324-1 comme L. 322-3-3 et L. 322-3-4 du Code de la Sécurité Sociale.
Quant au
remplissage du reste du formulaire (prescriptions, suivi biologique,
consultants, para-médicaux), je suis libre de ma formulation pourvu que je
définisse mes préconisations, puisqu’aucun texte ne contraint autrement
leur contenu, la Loi du 13-08-2004 dans son article 6 ne stipulant en sus que
le fait qu’elles doivent « tenir compte des recommandations établies par
la HAS », ce qui est le cas.
Je vois mal en effet comment vous pouvez vous attendre à ce que
j’énumère pour un patient et une pathologie donnés les traitements, les examens
complémentaires, les consultants d’autres spécialités et les différents
paramédicaux que je serai amené à prescrire ou solliciter dans l’avenir ( !), ceci alors que bien entendu les évolutions
et complications (y compris iatrogènes) sont imprévisibles, multiples, se
présentant parfois sous des formes atypiques ou trompeuses, à même
potentiellement d’épuiser toute la nomenclature de l’une et l’autre de ces
rubriques.
En outre vous n’êtes pas sans savoir qu’il existe une réglementation
expéditive où la SS est au surplus à la
fois juge et partie, qui peut m’être à tout instant opposée quant à ces prises
en charge, et aboutir à ce que j’aie à rembourser à la Caisse, moi médecin
traitant, une partie des prescriptions ou soins dont le patient aura bénéficié
et que le pharmacien ou le consultant ou l’auxiliaire médical aura
encaissé ;
Dans ces
conditions vous comprendrez peut-être qu’il est non seulement de mon droit mais
aussi de ma responsabilité au sens fort du mot de formuler à ma convenance mes
préconisations pour ce protocole, à partir du moment où, encore une fois, je
respecte toutes les dispositions légales qui le régissent.
Du reste, vous
êtes médecin, et tous ceux qui auront à en connaître le sont.

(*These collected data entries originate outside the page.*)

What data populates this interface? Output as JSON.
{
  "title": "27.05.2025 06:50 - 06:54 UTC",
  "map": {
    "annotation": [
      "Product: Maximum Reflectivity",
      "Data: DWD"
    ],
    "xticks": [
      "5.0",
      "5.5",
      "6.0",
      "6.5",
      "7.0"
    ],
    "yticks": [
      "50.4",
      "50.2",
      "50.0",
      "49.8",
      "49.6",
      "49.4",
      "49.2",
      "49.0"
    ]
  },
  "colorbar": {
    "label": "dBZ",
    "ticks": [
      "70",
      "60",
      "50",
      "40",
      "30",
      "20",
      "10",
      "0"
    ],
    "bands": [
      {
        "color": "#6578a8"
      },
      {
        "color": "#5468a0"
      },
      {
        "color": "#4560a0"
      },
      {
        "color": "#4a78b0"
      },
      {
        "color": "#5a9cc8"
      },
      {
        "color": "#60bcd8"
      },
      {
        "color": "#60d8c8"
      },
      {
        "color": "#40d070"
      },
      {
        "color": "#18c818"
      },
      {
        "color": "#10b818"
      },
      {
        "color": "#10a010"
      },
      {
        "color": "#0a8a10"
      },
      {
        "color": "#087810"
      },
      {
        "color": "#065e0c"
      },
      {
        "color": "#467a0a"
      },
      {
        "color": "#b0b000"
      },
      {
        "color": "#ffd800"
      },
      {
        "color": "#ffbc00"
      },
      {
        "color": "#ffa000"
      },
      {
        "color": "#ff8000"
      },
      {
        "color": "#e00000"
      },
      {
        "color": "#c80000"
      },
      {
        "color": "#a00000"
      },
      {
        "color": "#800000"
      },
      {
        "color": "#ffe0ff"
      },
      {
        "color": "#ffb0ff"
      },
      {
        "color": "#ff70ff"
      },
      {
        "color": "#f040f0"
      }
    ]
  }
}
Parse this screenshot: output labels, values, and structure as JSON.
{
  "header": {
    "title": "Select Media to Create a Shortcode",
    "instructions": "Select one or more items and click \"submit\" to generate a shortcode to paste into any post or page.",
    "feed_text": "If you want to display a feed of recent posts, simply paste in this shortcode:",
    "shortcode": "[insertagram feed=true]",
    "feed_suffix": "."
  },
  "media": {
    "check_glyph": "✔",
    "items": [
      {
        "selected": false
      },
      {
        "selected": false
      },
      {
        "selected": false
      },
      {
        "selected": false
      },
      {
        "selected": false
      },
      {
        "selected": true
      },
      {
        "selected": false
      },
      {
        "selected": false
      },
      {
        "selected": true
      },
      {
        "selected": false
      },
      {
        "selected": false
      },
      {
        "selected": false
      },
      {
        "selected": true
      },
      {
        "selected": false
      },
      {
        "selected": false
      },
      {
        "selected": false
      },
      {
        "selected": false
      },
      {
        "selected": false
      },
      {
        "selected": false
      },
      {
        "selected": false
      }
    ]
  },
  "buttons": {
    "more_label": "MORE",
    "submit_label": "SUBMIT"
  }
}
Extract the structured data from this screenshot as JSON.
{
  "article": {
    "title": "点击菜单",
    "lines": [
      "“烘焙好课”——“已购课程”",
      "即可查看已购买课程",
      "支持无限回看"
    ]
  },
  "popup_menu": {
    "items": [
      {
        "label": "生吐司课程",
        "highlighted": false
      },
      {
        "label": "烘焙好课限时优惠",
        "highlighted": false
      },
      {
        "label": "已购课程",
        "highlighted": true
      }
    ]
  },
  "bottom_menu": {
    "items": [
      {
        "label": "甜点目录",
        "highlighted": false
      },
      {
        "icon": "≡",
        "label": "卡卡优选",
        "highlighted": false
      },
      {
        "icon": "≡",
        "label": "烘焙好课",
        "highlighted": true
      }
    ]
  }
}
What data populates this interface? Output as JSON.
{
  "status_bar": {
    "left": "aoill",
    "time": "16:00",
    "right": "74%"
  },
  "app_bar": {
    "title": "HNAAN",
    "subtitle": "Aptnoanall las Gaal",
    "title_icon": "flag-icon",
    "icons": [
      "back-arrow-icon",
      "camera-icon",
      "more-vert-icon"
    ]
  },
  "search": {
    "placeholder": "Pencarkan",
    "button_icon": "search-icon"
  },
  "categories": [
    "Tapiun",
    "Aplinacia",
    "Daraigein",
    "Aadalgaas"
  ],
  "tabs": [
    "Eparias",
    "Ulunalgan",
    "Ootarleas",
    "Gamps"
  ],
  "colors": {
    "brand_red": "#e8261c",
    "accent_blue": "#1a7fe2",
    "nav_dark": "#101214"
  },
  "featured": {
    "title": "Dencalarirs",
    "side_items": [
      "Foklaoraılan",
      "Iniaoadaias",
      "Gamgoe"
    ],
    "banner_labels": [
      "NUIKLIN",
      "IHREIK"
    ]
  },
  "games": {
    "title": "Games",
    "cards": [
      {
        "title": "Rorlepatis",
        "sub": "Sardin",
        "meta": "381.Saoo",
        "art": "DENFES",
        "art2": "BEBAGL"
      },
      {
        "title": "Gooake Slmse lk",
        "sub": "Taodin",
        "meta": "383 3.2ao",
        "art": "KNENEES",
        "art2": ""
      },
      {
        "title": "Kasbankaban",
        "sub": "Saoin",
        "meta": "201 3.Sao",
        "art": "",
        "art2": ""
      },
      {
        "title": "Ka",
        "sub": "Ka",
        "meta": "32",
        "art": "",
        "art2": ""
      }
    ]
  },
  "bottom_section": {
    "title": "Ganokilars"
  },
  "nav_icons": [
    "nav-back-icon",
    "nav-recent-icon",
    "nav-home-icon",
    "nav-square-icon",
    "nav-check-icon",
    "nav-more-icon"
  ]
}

Dès lors, vu
qu’il indique la pathologie exonérante, vous êtes à même, et tout confrère
ayant à en connaître sera également à même, de savoir si une prescription ou un
soin la concerne ou non.
Monsieur
et cher confrère, je vous ai livré tous les éclairages que la situation
dans laquelle nous sommes me permet, j’attends votre réponse à ma demande
d’exonération du TM pour ce patient et vous prie d’agréer l’expression de ma
considération.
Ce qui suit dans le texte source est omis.